Hartford, CT (PRWEB) January 7, 2006
Lt. Gov. Kevin Sullivan’s recent press release “Sullivan Unveils Mental Health Reform Package” has raised more than a few eyebrows across the state from children right advocates, as well as from victims of mental health abuse. Sullivan proposes to spend a whopping $34 Million on mental health in a one-year period alone. This money would be spent on additional services and programs without addressing the need for reforms in many areas of the current mental health system. This added funding for areas that have not proven themselves successful should be viewed critically and be cause for great public concern.
To give observers an inside view of the current system and its expenditures, they need only look at the many departments offering mental health services to the public.
Currently the State’s Department of Social Services has operating expenses of just under $200 million. This department carries program expenses, many of which are mental health based, of over $3.5 billion per year. The Connecticut Department of Children and Family Services both have operating expenses at over ½ a billion dollars per year. This spending is taking place without any accountability. Lack of accountability is two-fold, comprising of the State’s own failure to hold the department heads, as well as the many vendors of mental health services and programs accountable for justifying the need for the mental health programs/services that they are using and or soliciting. Furthermore the State is failing to hold all those providing mental health programs/services to the highest standards, by not requiring them to provide comprehensive reports demonstrating their success rates.
To spend additional money on any mental health services without seeing a track record for programs and or services already offered within the State should alarm all Connecticut taxpayers.
Ablechild, a national grassroots parent organization, with members in Connecticut advocating for both children and parental rights, had the opportunity to attend and testify at one of Lt. Governor Sullivan’s town hall meetings http://www.ablechild.org/testimony/state_of_connecticut_hearings.htm.

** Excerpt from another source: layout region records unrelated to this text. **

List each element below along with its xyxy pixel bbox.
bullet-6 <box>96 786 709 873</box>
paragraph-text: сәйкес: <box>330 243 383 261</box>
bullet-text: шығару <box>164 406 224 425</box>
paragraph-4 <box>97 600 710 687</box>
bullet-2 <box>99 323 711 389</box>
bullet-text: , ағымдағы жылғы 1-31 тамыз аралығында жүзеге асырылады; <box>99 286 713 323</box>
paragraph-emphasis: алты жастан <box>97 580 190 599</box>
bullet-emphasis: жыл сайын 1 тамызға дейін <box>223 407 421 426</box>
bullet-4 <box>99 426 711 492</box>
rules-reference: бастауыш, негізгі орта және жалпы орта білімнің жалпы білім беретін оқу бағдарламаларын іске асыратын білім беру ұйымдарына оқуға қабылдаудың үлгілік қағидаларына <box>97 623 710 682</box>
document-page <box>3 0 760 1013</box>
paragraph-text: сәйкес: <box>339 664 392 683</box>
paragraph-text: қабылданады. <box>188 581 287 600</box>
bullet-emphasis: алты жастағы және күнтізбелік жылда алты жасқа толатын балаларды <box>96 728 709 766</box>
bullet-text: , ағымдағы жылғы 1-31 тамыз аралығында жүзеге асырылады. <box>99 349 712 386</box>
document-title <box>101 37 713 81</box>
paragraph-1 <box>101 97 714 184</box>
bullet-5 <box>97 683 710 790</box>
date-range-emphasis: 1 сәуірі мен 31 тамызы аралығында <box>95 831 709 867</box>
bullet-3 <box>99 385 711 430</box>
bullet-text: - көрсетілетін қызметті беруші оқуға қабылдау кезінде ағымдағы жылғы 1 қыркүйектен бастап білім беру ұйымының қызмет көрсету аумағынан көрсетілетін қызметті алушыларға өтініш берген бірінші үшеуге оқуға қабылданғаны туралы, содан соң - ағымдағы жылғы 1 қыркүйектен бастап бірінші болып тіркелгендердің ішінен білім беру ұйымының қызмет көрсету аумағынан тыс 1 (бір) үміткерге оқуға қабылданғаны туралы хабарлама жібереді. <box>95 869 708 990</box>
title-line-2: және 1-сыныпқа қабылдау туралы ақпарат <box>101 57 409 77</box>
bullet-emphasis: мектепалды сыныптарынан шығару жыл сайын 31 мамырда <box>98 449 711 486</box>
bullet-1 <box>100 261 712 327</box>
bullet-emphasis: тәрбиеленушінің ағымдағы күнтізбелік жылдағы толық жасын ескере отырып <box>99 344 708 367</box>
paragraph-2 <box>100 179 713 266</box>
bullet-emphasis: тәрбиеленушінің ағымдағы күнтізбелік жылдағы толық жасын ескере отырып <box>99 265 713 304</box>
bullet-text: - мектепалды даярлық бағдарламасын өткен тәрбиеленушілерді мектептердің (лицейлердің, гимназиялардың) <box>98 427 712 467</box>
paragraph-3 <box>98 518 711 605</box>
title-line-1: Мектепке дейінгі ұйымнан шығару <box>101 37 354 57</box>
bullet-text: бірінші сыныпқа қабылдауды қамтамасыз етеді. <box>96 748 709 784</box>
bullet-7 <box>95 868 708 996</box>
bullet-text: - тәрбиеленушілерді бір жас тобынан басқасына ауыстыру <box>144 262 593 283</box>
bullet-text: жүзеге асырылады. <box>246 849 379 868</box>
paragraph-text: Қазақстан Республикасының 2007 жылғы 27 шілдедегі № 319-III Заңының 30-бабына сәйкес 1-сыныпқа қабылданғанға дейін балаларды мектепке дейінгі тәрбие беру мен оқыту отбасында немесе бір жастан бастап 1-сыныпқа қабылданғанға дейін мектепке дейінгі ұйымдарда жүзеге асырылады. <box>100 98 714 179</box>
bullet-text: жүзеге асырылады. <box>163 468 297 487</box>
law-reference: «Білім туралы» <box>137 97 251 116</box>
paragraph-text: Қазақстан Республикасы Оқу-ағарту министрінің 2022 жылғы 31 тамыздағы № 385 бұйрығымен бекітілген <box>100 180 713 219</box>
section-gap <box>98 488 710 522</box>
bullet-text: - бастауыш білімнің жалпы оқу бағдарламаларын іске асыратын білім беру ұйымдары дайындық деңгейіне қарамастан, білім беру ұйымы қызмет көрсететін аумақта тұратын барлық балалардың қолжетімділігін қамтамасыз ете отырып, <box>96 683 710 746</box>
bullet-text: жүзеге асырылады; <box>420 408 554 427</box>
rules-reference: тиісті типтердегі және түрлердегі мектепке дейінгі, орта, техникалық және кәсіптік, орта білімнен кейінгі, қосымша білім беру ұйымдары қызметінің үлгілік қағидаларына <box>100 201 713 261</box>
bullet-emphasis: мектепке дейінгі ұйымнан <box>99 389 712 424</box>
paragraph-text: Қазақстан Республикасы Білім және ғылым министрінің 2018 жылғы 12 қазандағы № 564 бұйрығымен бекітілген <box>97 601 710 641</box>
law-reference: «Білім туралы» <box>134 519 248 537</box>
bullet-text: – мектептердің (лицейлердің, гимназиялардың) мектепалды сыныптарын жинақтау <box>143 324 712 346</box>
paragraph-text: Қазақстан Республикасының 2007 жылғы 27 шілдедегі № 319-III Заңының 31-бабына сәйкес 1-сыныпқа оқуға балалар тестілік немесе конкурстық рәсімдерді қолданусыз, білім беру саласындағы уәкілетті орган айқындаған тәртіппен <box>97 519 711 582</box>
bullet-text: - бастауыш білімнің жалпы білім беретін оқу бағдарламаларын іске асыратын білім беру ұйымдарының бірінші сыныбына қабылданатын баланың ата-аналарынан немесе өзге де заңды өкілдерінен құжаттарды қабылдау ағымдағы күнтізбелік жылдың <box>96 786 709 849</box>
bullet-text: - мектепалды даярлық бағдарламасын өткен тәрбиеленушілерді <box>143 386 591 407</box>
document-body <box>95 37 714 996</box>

Ablechild was eager to share its concerns regarding the protection of human rights and the critical need for expanding mental health services beyond that of psychiatry, asking for the State to consider advocates and vendors employing non-drug and non-invasive programs/services for parents and children throughout the state. Alarmingly this town hall meeting consisted mostly of current mental health vendors asking for more money. What was obvious was that there was little evidence of success in their current programs with a basic lack of both new ideas and different types of strategies that might turn an obvious failed approach around.
“Lack of accountability is a big part of mental health and is a huge problem right now. The public should be aware and informed of all mental health programs being offered by the State. This would entail a disclosure of whether or not a program or service is successful or not.
The fact that we are allowing what is equivalent to frivolous spending on programs that have not been proven successful should not be allowed to continue,” said Ms. Sheila Matthews, National Vice President of Ablechild and a Connecticut resident concerned with informed consent and the right to privacy. Ms. Matthews has advocated in Connecticut on behalf of victims of mental health abuse, many of whom have come to Ablechild for help in regards to mental health services forced upon them by State agencies and vendors receiving state mental health funds.
The question that should be raised from all of this is: When do we say enough is enough? Are we going to allow this ridiculous amount of spending without accountability to continue? Or are we going to put our foot down and hold those responsible, for truly providing us with higher standards? Accountability and honesty is what all citizens and residents of Connecticut should be demanding from the State. Anything less is simply not enough.